酔眼独語 

時事問題を中心に、政治、経済、文化、スポーツ、環境問題など今日的なテーマについて語る。
 

白鵬vs琴奨菊の怪しさ

2011-07-21 05:35:49 | Weblog
 放駒理事長はこの一番をどう見ただろうか。名古屋場所11日目結びで琴奨菊が白鵬を寄り切った相撲のことだ。横綱、大関でただ一人の日本人だった魁皇が引退会見したその日、後継者と目される琴奨菊が白鵬に快勝して大関取りにぐっと近づいた。これだけでも、かなり怪しい。 

 《大相撲名古屋場所11日目の20日、前人未到の8連覇を目指す白鵬は、大関取りを狙う琴奨菊の寄りに屈して初黒星。琴奨菊は9勝目を挙げた。日馬富士は琴欧洲との大関対決を制し、ただ一人全勝を守った。優勝争いは日馬富士を、1敗で白鵬、2敗で把瑠都、琴奨菊、平幕の豊真将が追う構図になった》=毎日jp=。

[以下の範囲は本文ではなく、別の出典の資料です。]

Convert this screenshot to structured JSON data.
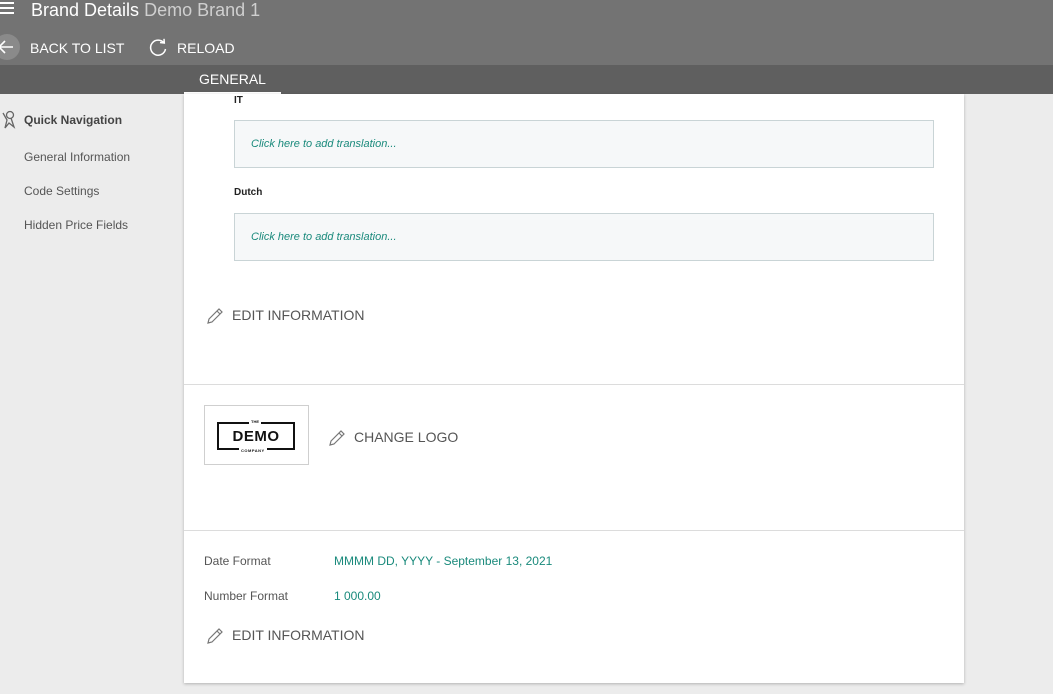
{
  "header": {
    "title": "Brand Details",
    "subtitle": "Demo Brand 1",
    "back_label": "BACK TO LIST",
    "reload_label": "RELOAD"
  },
  "tabs": [
    {
      "label": "GENERAL"
    }
  ],
  "sidebar": {
    "title": "Quick Navigation",
    "items": [
      {
        "label": "General Information"
      },
      {
        "label": "Code Settings"
      },
      {
        "label": "Hidden Price Fields"
      }
    ]
  },
  "translations": [
    {
      "language": "IT",
      "placeholder": "Click here to add translation..."
    },
    {
      "language": "Dutch",
      "placeholder": "Click here to add translation..."
    }
  ],
  "edit_information_label": "EDIT INFORMATION",
  "logo": {
    "change_label": "CHANGE LOGO",
    "the": "THE",
    "demo": "DEMO",
    "company": "COMPANY"
  },
  "formats": {
    "date": {
      "label": "Date Format",
      "value": "MMMM DD, YYYY - September 13, 2021"
    },
    "number": {
      "label": "Number Format",
      "value": "1 000.00"
    }
  },
  "colors": {
    "header": "#737373",
    "tabbar": "#5f5f5f",
    "accent": "#1a8a7c",
    "background": "#ececec"
  }
}
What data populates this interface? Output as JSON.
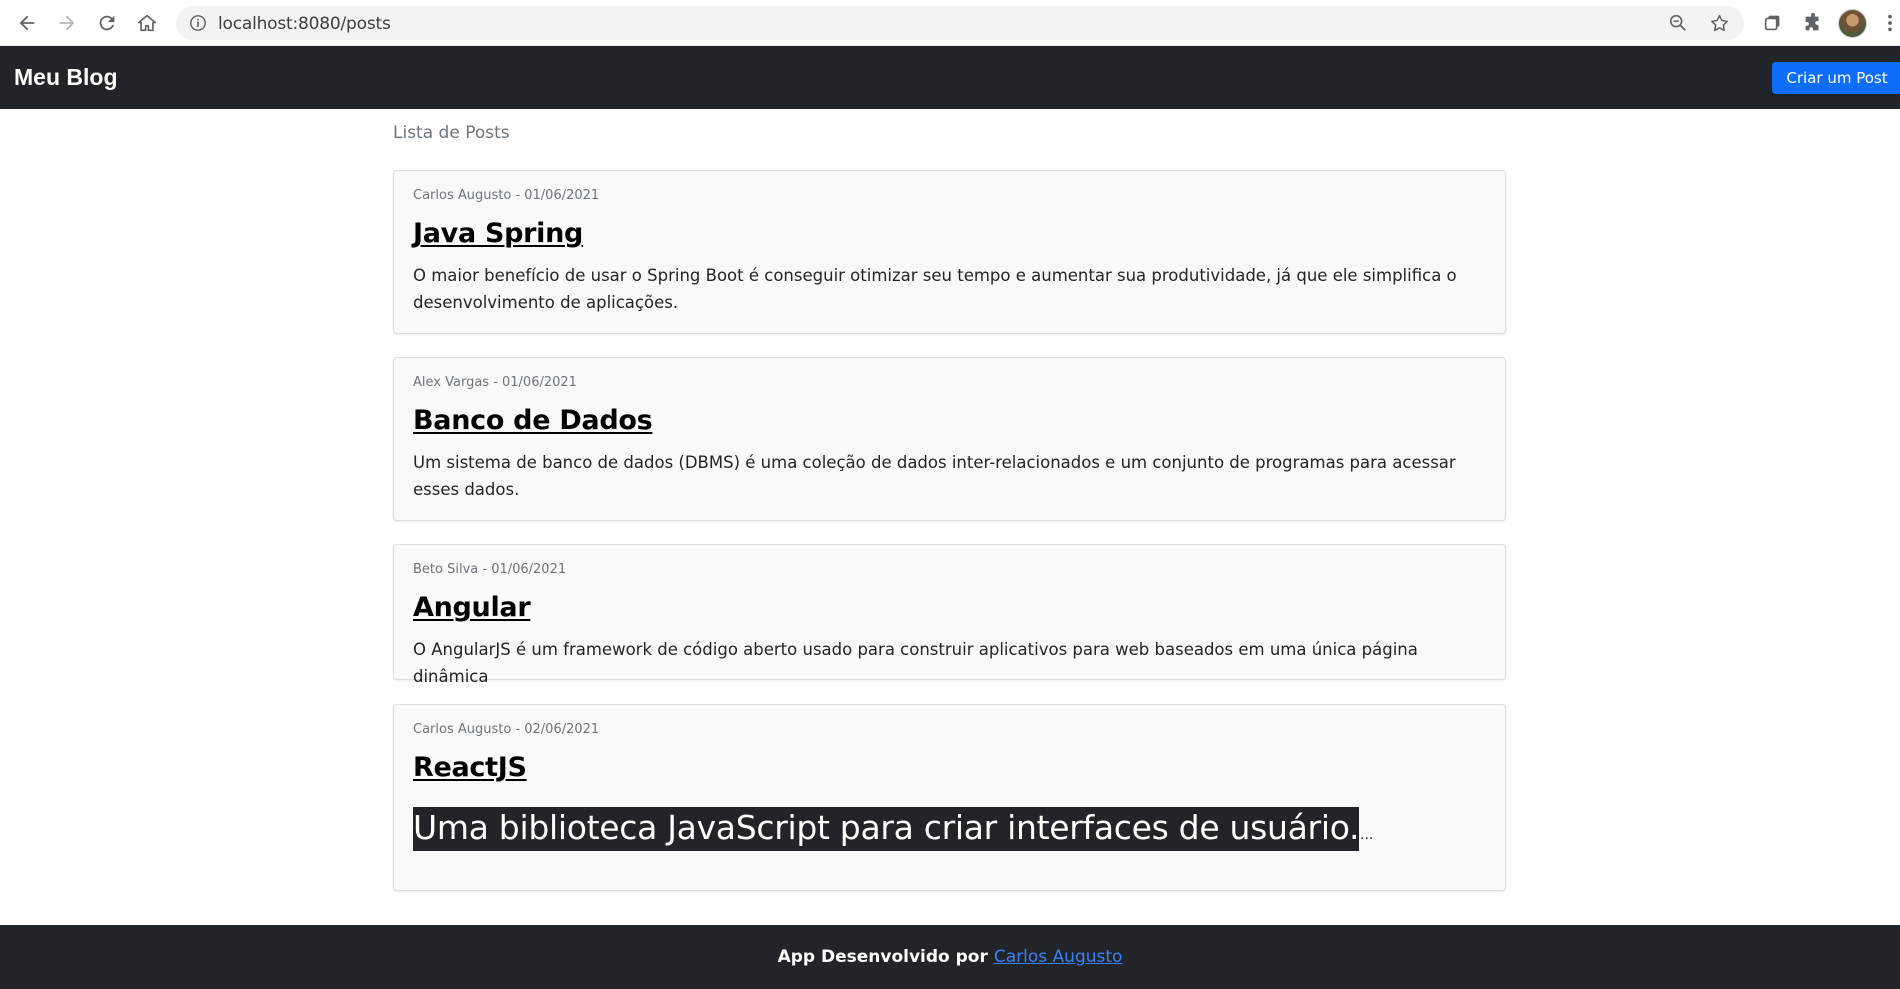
{
  "browser": {
    "url": "localhost:8080/posts",
    "icons": {
      "back": "arrow-left-icon",
      "forward": "arrow-right-icon",
      "reload": "reload-icon",
      "home": "home-icon",
      "info": "info-icon",
      "zoom": "zoom-icon",
      "bookmark": "star-icon",
      "tabs": "tab-search-icon",
      "extensions": "puzzle-icon",
      "menu": "kebab-menu-icon"
    }
  },
  "navbar": {
    "brand": "Meu Blog",
    "create_button": "Criar um Post"
  },
  "main": {
    "section_title": "Lista de Posts",
    "posts": [
      {
        "meta": "Carlos Augusto - 01/06/2021",
        "title": "Java Spring",
        "text": "O maior benefício de usar o Spring Boot é conseguir otimizar seu tempo e aumentar sua produtividade, já que ele simplifica o desenvolvimento de aplicações."
      },
      {
        "meta": "Alex Vargas - 01/06/2021",
        "title": "Banco de Dados",
        "text": "Um sistema de banco de dados (DBMS) é uma coleção de dados inter-relacionados e um conjunto de programas para acessar esses dados."
      },
      {
        "meta": "Beto Silva - 01/06/2021",
        "title": "Angular",
        "text": "O AngularJS é um framework de código aberto usado para construir aplicativos para web baseados em uma única página dinâmica"
      },
      {
        "meta": "Carlos Augusto - 02/06/2021",
        "title": "ReactJS",
        "text": "Uma biblioteca JavaScript para criar interfaces de usuário.",
        "ellipsis": "..."
      }
    ]
  },
  "footer": {
    "text": "App Desenvolvido por",
    "link": "Carlos Augusto"
  },
  "colors": {
    "navbar_bg": "#212529",
    "primary_button": "#0d6efd",
    "card_bg": "#f8f9fa",
    "footer_link": "#3b82f6"
  }
}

 右四つ得意の白鵬が相手十分の左四つに誘ったのはなぜか。どちらでも四つになれればいいと考えていたかもしれない。右差しにこだわって、おっつけられるよりはまし、ということだ。互いに下手を引き合う展開で、上手は取れない。こうなれば、手の長い白鵬の方が先に上手を引いてよさそうなものだが、そうはならなかった。白鵬の気持ちが引けていたということだ。彼自身、そう述べている。


 《大関昇進が懸かる琴奨菊に白鵬が完敗した。「(自分の)ファンには申し訳ないが、勝ってはいけない雰囲気があった」。魁皇の引退で横綱大関陣に日本人がいなくなったことで、集中できなかった心境を吐露した。これまで大関候補の壁になってきたが、「そういう時期じゃない」とも。琴奨菊には「(大関に)なるものはなるんだという気がします。力はあると思う」とエールを送った》=毎日jp=。

 こういうのを業界用語では「片八百長」というのではなかったか。厳密に言えば無気力相撲の一種である。

 NHK解説の舞ノ海が八百長のことを「人情相撲」とどこかの新聞に書いていたのを思い出す。

 金銭が絡む八百長は論外だが、相手のけがや番付を思いやる「人情相撲」は相撲がプロの興行である以上当然出てくる話だ。ところが、相撲協会は例の八百長問題で「八百長は証拠で確認された力士だけの話。ほかにはない」と言い切ってしまった。こんなことを言うから相撲取りが困惑するのだ。

 問題が明るみに出たときの白鵬のコメント「(八百長は)なかったというしかないじゃないですか」にその苦悩ぶりが現れている。きのうの琴奨菊との一番について、あとで聞かれても同じ答えをするはずだ。怪しい一番だが、あれはあれで納得できる一番でもある。